Asay Williams never stopped thinking when his father dived into Santa Rosa Sound and failed to show up for several seconds.
9-year-old Pensacola acted.
“All I remember he said he broke his neck and said he was afraid,” Asayeh remembers on Wednesday, several days after the accident. “I had a small time limit in my head. If I jump and don’t talk about the person I’m hopping with at that particular time in time (he didn’t come), I chase them.”
Asaih never trained for any real swimming technical training – he just knew that something was terribly wrong at that moment and he was the only person able to help.
The decisive moment came at the end of a relaxing day at Quietwater Beach for the Pensacola family of five on Saturday. The Williams family had just spent every day swimming and relaxing when Asaih, shortly after sunset, persuaded his father, Josh, to make a last dip before calling him on the night.
“I was at the beach with these little ones,” said Audrey Williams, mother of Asayeh and the two children of the other couple. “They were kind of playing around where the ferry docks, so it’s about 15 feet deep there. Then they went a little further, to the right, at the end, where it was more shallow. They couldn’t do it” I don’t see that well. “
While Audrey stayed 50 feet ashore, occupied with her two young children, her legs jumped first into the water and then Josh, who dipped his head first. But the water was much less shallow than the family – who had recently moved to Pensacola from Georgia, had expected.
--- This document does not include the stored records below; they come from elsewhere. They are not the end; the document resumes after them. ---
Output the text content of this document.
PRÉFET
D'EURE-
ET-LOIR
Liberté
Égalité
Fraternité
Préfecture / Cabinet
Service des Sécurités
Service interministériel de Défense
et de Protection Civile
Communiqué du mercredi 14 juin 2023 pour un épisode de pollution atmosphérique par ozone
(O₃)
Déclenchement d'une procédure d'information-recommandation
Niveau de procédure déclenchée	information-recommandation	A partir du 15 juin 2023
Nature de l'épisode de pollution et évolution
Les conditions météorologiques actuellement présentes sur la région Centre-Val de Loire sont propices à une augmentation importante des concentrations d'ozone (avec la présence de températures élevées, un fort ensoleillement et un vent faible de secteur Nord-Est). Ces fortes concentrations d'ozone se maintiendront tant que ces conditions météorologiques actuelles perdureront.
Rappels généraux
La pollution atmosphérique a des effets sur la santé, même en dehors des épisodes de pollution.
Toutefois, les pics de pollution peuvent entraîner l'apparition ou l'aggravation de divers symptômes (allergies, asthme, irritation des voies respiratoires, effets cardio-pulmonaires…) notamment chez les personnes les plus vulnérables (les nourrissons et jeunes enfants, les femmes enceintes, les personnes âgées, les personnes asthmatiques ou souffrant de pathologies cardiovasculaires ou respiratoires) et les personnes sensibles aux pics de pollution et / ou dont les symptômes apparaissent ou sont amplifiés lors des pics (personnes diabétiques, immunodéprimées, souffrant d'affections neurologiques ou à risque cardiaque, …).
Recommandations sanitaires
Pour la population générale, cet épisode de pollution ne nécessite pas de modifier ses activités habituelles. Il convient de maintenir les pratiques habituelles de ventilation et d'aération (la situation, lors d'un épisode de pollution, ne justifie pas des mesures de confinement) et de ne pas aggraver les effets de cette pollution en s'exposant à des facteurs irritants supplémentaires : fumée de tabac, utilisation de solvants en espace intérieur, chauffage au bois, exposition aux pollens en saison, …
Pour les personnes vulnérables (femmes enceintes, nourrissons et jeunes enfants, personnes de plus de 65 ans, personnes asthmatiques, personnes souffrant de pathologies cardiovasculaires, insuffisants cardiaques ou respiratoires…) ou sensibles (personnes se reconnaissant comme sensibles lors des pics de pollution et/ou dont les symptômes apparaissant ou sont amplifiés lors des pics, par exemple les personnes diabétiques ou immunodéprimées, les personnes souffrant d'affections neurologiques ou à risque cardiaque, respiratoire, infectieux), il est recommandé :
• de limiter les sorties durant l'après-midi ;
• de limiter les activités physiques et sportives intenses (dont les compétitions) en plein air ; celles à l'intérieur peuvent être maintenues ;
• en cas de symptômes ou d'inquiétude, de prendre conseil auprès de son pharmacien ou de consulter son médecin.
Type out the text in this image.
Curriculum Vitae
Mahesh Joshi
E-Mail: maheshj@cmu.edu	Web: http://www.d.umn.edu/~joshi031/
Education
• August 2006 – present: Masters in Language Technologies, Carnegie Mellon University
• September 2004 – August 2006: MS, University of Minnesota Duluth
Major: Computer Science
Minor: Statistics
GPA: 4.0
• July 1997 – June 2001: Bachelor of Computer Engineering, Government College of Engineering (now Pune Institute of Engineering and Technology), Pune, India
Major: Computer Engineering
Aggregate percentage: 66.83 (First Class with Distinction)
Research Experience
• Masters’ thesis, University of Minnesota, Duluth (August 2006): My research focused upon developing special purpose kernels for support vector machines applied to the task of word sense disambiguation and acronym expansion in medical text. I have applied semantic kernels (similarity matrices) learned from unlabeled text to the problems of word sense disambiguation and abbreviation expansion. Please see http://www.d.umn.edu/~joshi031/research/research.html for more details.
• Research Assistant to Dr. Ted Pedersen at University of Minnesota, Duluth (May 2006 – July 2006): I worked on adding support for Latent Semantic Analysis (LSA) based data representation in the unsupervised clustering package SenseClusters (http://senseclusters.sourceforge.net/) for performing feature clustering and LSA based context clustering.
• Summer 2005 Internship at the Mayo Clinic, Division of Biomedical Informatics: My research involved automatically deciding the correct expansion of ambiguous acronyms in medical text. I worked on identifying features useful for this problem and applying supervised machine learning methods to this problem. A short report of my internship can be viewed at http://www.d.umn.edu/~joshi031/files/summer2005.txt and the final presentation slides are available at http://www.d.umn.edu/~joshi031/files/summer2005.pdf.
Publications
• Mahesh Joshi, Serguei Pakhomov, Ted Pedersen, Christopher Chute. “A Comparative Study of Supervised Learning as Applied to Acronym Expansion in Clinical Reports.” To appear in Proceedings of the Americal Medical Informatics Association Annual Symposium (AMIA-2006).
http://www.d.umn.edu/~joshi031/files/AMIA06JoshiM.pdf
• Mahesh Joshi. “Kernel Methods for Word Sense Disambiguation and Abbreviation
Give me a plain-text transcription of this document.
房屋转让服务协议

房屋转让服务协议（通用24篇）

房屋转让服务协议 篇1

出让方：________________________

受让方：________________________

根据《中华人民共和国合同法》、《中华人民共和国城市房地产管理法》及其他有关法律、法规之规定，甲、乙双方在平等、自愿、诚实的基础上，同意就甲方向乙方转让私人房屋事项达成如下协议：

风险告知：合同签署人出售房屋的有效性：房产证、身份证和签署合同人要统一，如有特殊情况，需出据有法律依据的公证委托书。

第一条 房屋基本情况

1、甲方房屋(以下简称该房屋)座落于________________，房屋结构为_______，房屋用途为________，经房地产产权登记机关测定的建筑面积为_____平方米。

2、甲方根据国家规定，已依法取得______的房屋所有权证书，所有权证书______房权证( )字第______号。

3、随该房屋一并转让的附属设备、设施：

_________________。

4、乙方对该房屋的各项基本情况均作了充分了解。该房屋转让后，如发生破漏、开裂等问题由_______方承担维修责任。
Audrey said: “Aseer saw that my father was not coming as quickly as he should have, and he knew that something was wrong.” “His heart, because Josh was on his stomach. Asayah turned him over because he couldn’t move.”
Despite the 100-pound weight difference between father and son, Asaih channeled a bit of piercing strength into his father’s heart and made sure he wasn’t in danger of drowning, as he clearly had just suffered a neck injury.
Audrey remembers: “Josh told me from the hospital, ‘I knew when it was affected, my neck went.’
Asaih kept his father flipping over his back and slowly pushed him to the beach for what seemed to be eternity so that passers-by could carry some of the burden from the boy.
A Asayeh man helped his father reach the ground, while a woman called an ambulance.
Josh Williams was transferred to Baptist Hospital Saturday night as preparedness for shock. Shortly thereafter he was transported to the Sacred Heart for C1-C3 fusion surgery on Monday.
“He’s working on trying to regain the sensation in his arms and legs. His left side is worse than his right,” Audrey said, adding that the early speculation is that Josh’s injury won’t change his life, and he won’t require a wheelchair in the long term. “Doctors say he must recover completely. He is advancing very quickly. He raised his head and sat in a chair
Asayi visited a doctor this week after the boy suffered some pain in his right leg due to the jump. His mother said that Asaih deals with a little inflammation and should return to 100% by the end of the week, if not before.
Asayeh said, “I am very grateful to have (Asayeh) for him because if he was not there, it is possible that my husband would not be here today.” “The fact that a 9-year-old was thinking very quickly, ‘Oh, I have to help, I’m the only one here to help him. “He brought him back to the beach himself. He’s my father’s hero, that’s for sure.”